Elisabeth, it's scary how well you've nailed this aspect of Russian popular culture (and more), with its implicit lack of a distinct Russian soul. (soullessness?). I think Russia indeed had a soul pre-Revolution consisting of, among other things, sentimentality, stoicism, insecurity, etc. But at the risk of making 'the big statement', I think that soul was lost over seventy years of, well, soul-deadening communism. This is not easy to do, since this,'soul', however characterised, would have been formed by a huge population over a period of a millenium. Still, just as an individual may be said to have lost his soul, I think Russia did.
But your observations wonderfully confirmed what I have been thinking for years about Russia , not only in terms of culture, but in many other spheres of life as well, namely that Russia doesn't import well. The attempt at importing the French/European Enlightenment was a failure. Likewise , and disastrously, with German Marxism. Likewise now with Western capitalism. And for a long time now I have been cringing at Russian efforts to capture popular American culture. From early 20th century American jazz, Argentinian tango, original American 50's rock and roll (with Elvis wannabes that made you want to laugh and cry at the same time), through Madonna and Lady Gaga wannabes to present day black rappers. Even allowing for the considerable difficulty of effectively capturing the spirit of an original artist (let alone a foreign one), Russians somehow always seem to latch on to the superficial features of a foreign culture and the result is inevitably cringeworthy.

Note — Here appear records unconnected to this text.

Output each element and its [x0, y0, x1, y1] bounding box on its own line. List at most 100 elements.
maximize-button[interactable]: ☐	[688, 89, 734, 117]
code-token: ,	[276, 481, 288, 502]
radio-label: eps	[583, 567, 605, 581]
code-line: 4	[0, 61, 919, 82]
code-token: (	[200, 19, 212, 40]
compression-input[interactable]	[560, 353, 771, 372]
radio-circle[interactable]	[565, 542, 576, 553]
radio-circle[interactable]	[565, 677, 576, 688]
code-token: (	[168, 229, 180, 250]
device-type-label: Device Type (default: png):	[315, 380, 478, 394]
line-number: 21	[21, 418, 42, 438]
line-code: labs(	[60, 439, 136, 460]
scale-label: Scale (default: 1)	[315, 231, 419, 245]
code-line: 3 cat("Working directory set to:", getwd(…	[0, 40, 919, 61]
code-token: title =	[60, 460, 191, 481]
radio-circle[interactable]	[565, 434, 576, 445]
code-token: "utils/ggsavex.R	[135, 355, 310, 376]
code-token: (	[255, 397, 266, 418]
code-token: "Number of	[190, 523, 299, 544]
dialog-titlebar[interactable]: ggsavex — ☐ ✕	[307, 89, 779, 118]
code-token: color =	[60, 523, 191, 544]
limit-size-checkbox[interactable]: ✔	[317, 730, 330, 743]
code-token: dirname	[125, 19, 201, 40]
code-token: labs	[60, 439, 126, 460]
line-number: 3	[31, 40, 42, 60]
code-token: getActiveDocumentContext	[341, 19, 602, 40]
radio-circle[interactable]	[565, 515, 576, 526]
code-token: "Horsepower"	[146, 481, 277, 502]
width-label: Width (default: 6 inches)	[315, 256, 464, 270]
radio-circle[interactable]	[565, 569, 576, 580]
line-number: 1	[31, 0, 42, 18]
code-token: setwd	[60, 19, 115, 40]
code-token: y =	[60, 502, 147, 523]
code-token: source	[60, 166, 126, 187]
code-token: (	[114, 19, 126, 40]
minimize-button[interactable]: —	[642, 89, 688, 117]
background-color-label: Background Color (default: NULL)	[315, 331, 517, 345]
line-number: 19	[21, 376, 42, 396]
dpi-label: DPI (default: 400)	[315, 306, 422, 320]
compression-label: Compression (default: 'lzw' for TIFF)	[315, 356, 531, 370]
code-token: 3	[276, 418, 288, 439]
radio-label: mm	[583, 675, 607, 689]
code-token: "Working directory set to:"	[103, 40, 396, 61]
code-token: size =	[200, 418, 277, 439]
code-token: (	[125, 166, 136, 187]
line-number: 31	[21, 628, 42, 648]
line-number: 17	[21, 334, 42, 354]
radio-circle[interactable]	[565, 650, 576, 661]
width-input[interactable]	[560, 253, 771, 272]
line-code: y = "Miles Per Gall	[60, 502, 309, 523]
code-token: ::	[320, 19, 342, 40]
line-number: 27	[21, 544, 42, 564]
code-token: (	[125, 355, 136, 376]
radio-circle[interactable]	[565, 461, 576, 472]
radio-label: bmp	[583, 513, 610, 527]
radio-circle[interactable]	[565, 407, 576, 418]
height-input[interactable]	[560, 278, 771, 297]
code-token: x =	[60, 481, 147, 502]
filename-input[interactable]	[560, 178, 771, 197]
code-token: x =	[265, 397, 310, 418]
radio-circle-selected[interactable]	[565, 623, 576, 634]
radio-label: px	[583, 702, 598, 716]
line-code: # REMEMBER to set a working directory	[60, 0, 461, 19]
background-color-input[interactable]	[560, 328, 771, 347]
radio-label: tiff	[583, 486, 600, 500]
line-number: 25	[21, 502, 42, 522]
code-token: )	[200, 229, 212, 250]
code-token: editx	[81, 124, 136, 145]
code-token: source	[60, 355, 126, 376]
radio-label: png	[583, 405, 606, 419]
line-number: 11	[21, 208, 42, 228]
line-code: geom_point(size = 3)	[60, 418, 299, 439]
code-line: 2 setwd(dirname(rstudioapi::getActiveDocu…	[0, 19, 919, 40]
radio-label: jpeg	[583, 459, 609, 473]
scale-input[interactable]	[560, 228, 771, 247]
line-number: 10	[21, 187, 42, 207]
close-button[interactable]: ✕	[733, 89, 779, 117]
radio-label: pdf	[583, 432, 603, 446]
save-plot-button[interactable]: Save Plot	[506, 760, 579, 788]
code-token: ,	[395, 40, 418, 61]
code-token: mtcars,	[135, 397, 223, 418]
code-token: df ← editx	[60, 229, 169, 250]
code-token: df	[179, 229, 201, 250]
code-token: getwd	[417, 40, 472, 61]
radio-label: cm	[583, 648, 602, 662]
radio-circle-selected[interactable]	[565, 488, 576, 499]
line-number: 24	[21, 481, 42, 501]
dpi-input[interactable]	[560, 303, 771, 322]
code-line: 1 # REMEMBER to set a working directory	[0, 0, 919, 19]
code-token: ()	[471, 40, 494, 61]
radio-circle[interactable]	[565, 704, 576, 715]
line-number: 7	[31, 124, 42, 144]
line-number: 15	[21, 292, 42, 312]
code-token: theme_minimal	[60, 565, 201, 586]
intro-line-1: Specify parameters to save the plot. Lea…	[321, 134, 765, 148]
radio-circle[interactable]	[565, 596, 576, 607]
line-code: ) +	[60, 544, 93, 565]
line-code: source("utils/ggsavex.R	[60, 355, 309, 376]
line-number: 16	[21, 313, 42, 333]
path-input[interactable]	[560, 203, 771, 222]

I think the prevalence of "poshlust", (though cheesiness, kitsch, and bathos are pretty accurate, too) represents a desperate attempt to fill at least a part of the void left, not only most recently by the fall of communism, but even more so, by the loss of much of the preexisting Russian 'soul', i.e. predating communism. Could we say now that blingy and 'chiksy'-filled tv and videos are the opiate of the masses?(even of some of the American masses?)